Re: Is --filter-print-omitted correct/used/needed?

Emily Shaffer <emilyshaffer@xxxxxxxxxx> · Fri, 7 Jun 2019 14:10:01 -0700

On Fri, Jun 07, 2019 at 02:57:01PM -0400, Jeff Hostetler wrote:
> 
> 
> On 6/7/2019 2:38 AM, Christian Couder wrote:
> > On Thu, Jun 6, 2019 at 10:18 PM Emily Shaffer <emilyshaffer@xxxxxxxxxx> wrote:
> > 
> > 
> > 
> > > I grepped the Git source and found that we only provide a non-NULL
> > > "omitted" when someone calls "git rev-list --filter-print-omitted",
> > > which we verify with a simple test case for "blobs:none", in which
> > > case the "border" objects which were omitted must be the same as all
> > > objects which were omitted (since blobs aren't pointing to anything
> > > else). I think if we had written a similar test case with some trees
> > > we expect to omit we might have noticed sooner.
> > 
> > It seems that --filter-print-omitted was introduced in caf3827e2f
> > (rev-list: add list-objects filtering support, 2017-11-21) so I cc'ed
> > Jeff.
> > 
> > [...]
> 
> The --filter-print-omitted was intended to print the complete list
> of omitted objects.  For example, a packfile built from a filtered
> command and a packfile build from the unfiltered command would differ
> by exactly that set of objects.
> 
> So the discrepancy reported by the tree:1 example is incorrect.
> The omitted set is the full set, not the frontier.  So when
> --filter-print-omitted is used, we still have to do the full tree walk.
> When not specified, we do get the perf boost because we can terminate
> the tree walk early.
> 
> 
> > > So, what do we use --filter-print-omitted for?
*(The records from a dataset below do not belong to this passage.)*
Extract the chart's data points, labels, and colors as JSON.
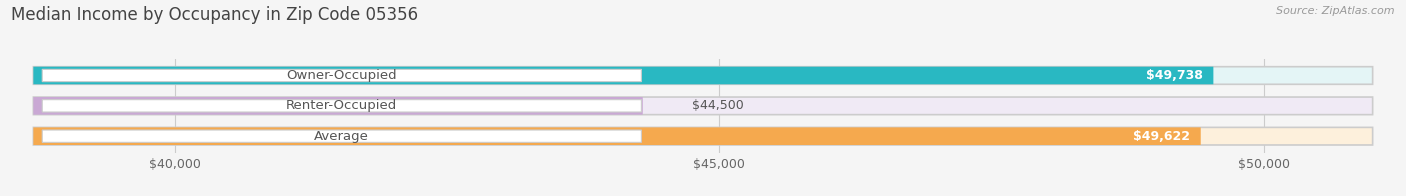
{
  "title": "Median Income by Occupancy in Zip Code 05356",
  "source": "Source: ZipAtlas.com",
  "categories": [
    "Owner-Occupied",
    "Renter-Occupied",
    "Average"
  ],
  "values": [
    49738,
    44500,
    49622
  ],
  "bar_colors": [
    "#29b8c2",
    "#c9a8d4",
    "#f5a94e"
  ],
  "bar_bg_colors": [
    "#e4f5f6",
    "#f0eaf5",
    "#fdf0dc"
  ],
  "value_labels": [
    "$49,738",
    "$44,500",
    "$49,622"
  ],
  "xmin": 38500,
  "xmax": 51200,
  "xticks": [
    40000,
    45000,
    50000
  ],
  "xtick_labels": [
    "$40,000",
    "$45,000",
    "$50,000"
  ],
  "background_color": "#f5f5f5",
  "title_fontsize": 12,
  "label_fontsize": 9.5,
  "value_fontsize": 9
}
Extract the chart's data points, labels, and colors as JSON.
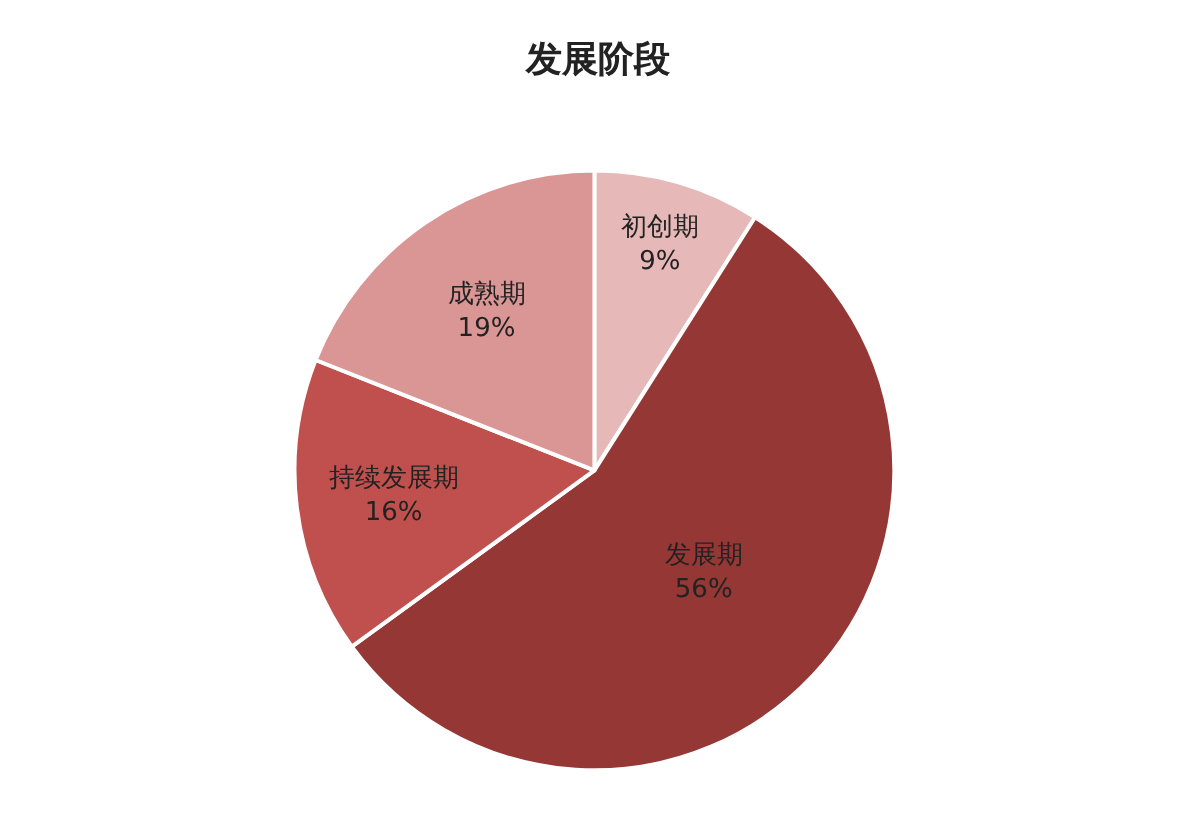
{
  "chart_data": {
    "type": "pie",
    "title": "发展阶段",
    "categories": [
      "初创期",
      "发展期",
      "持续发展期",
      "成熟期"
    ],
    "values": [
      9,
      56,
      16,
      19
    ],
    "value_labels": [
      "9%",
      "56%",
      "16%",
      "19%"
    ],
    "colors": [
      "#e6b8b7",
      "#953735",
      "#c0504d",
      "#d99694"
    ],
    "legend": false
  }
}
Is anybody needing it?
> > > Or do we just use it to verify this one test case? Should we fix it,
> > > or get rid of it, or neither?
> > 
> > In caf3827e2f there is:
> > 
> >      This patch introduces handling of missing objects to help
> >      debugging and development of the "partial clone" mechanism,
> >      and once the mechanism is implemented, for a power user to
> >      perform operations that are missing-object aware without
> >      incurring the cost of checking if a missing link is expected.
> > 
> > So I would say that if you think that --filter-print-omitted doesn't
> > help in debugging or development, and can even be confusing, and that
> > it also doesn't help performance for power users or anyone else, then
> > it would make sense to remove it, unless you find a way to make it
> > fulfill its original goals, or maybe other worthwhile goals.
> 
> I don't currently have a use for that (other than the existing test
> cases), but we could use that in the future as a guide for the server
> to put the omitted objects on a CDN, for example.
> 
> So I'd say let's leave it as is for now.

Thanks for the input, Jeff. I wasn't sure from looking at it whether it
was intended behavior with a plan for use; looks like it is. I'll leave
it alone.

> 
> 
> Jeff
> 
> 
>